The Saltonstall-Kennedy Act of 1954 is named for its authors and Massachusetts' U.S. senators at the time — Sen. Leverett A. Saltonstall, a Boston Brahmin Republican with ancestral roots to the Mayflower, and Democrat John F. Kennedy.
The measure directed the Department of Agriculture to transfer to the Department of Commerce every year a fixed percentage of seafood import fees.
During Senate floor debate on the bill on June 3, 1954, Kennedy — then in his first term in the Senate, six years before he was elected president — said the purpose of the bill was to "aid research and market development in the fishing industry."
Kennedy went on chastise the administration of President Dwight D. Eisenhower for preventing "the $100 million New England fishing industry" from getting "its fair share of tariff receipts."
Less than a month later, Eisenhower signed the bill, which required Customs to send to the Department of Commerce 30 percent of gross receipts from seafood import tariffs.
Congressional changes
After Congress wrote the Magnuson-Stevens Act in 1976, extending U.S. waters from 12 to 200 miles from the three mile line for state waters, Congress began mandating that Commerce spend a fixed percentage of its revenue stream from tariffs on "the needs of fishing communities in providing economic benefits for rebuilding and maintaining sustainable fisheries."
In 1980, Congress set the figure at 50 percent of the transfer total, and raised it to 60 percent beginning in 1983 mandating it be spent on improved technology, quality improvements, "domestic and foreign market development" among other justifiable uses for the "industry" cut from tariffs.
But almost immediately, according to government figures, NOAA operations began to get more and the industry less.
The size of the revenue stream based on the value of imports grew steadily as conservation and stock rebuilding programs were assembled and imposed, and domestic seafood production dropped and imports expanded. Today, the U.S. imports 84 percent of its seafood, and is burdened by a $9.36 billion trade deficit in seafood alone.
Import duties were $58.1 million in 1979, more than tripled to $178.9 by 1989, and were $221.4 million in 1999.
Instead of getting the mandated 30 percent, in '89, industry got only 14 percent, and in '99, the industry cut had been shaved to only 4 percent.
That was still generous by recent standards. The industry got zero from the $108.5 million tariff revenue steam in 2009. And Reisner was pessimistic that the industry would get any money in fiscal 2012, either.
Budget resolution
Under the Continuing Budget Resolution, which is subject to change, the agency would be required to maintain the $104.6 million transfer from Saltonstall-Kennedy to NOAA operations.

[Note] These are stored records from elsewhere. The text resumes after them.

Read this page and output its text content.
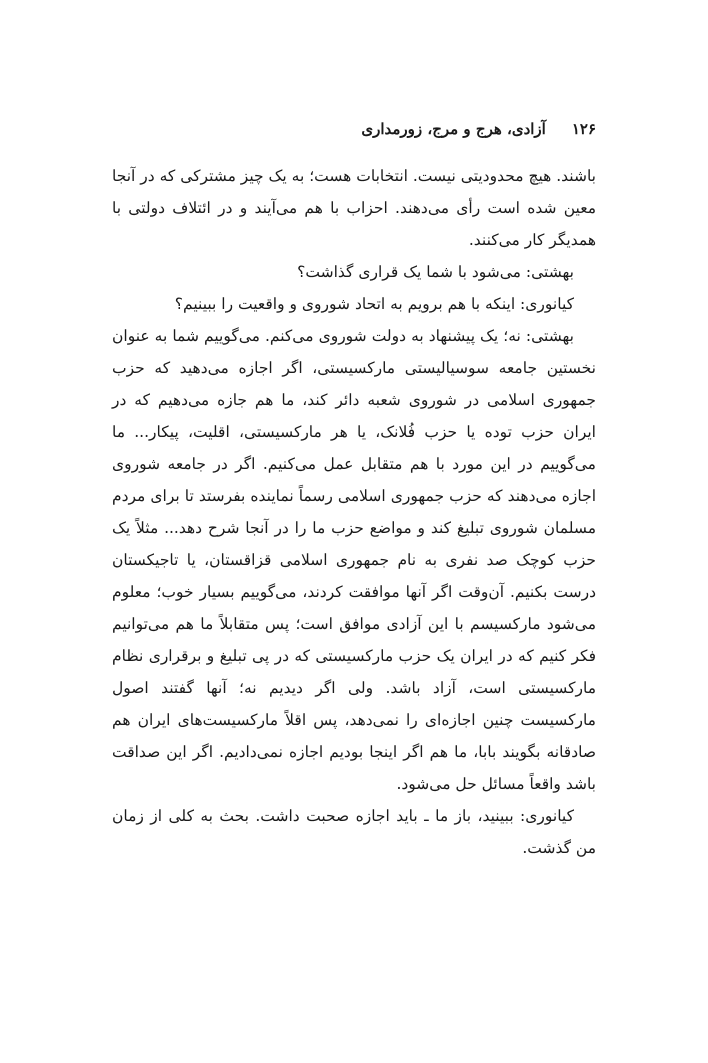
۱۲۶
آزادی، هرج و مرج، زورمداری

باشند. هیچ محدودیتی نیست. انتخابات هست؛ به یک چیز مشترکی که در آنجا معین شده است رأی می‌دهند. احزاب با هم می‌آیند و در ائتلاف دولتی با همدیگر کار می‌کنند.

بهشتی: می‌شود با شما یک قراری گذاشت؟

کیانوری: اینکه با هم برویم به اتحاد شوروی و واقعیت را ببینیم؟

بهشتی: نه؛ یک پیشنهاد به دولت شوروی می‌کنم. می‌گوییم شما به عنوان نخستین جامعه سوسیالیستی مارکسیستی، اگر اجازه می‌دهید که حزب جمهوری اسلامی در شوروی شعبه دائر کند، ما هم جازه می‌دهیم که در ایران حزب توده یا حزب فُلانک، یا هر مارکسیستی، اقلیت، پیکار... ما می‌گوییم در این مورد با هم متقابل عمل می‌کنیم. اگر در جامعه شوروی اجازه می‌دهند که حزب جمهوری اسلامی رسماً نماینده بفرستد تا برای مردم مسلمان شوروی تبلیغ کند و مواضع حزب ما را در آنجا شرح دهد... مثلاً یک حزب کوچک صد نفری به نام جمهوری اسلامی قزاقستان، یا تاجیکستان درست بکنیم. آن‌وقت اگر آنها موافقت کردند، می‌گوییم بسیار خوب؛ معلوم می‌شود مارکسیسم با این آزادی موافق است؛ پس متقابلاً ما هم می‌توانیم فکر کنیم که در ایران یک حزب مارکسیستی که در پی تبلیغ و برقراری نظام مارکسیستی است، آزاد باشد. ولی اگر دیدیم نه؛ آنها گفتند اصول مارکسیست چنین اجازه‌ای را نمی‌دهد، پس اقلاً مارکسیست‌های ایران هم صادقانه بگویند بابا، ما هم اگر اینجا بودیم اجازه نمی‌دادیم. اگر این صداقت باشد واقعاً مسائل حل می‌شود.

کیانوری: ببینید، باز ما ـ باید اجازه صحبت داشت. بحث به کلی از زمان من گذشت.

But with President Obama's NOAA budget request projecting receipts of only $68.2 from import fees on imported seafood, NOAA would be forced to divert money from discretionary accounts to meet the mandate of the continuing resolution, Reisner explained.
For four years, 1987 through 1991, NOAA made token appropriations for seafood promotion and marketing. Records show that $750,000 was appropriated in 1987, then $2.6 million, $3 million, then $2 million in 1990 and 1991.
After that, there were no more appropriations into the Fisherman's Promotional Fund.
Instead, the bulk of the money — at least 80 percent, and more than 90 percent in some years — was absorbed into the "operations, research and facilities" budget, records show.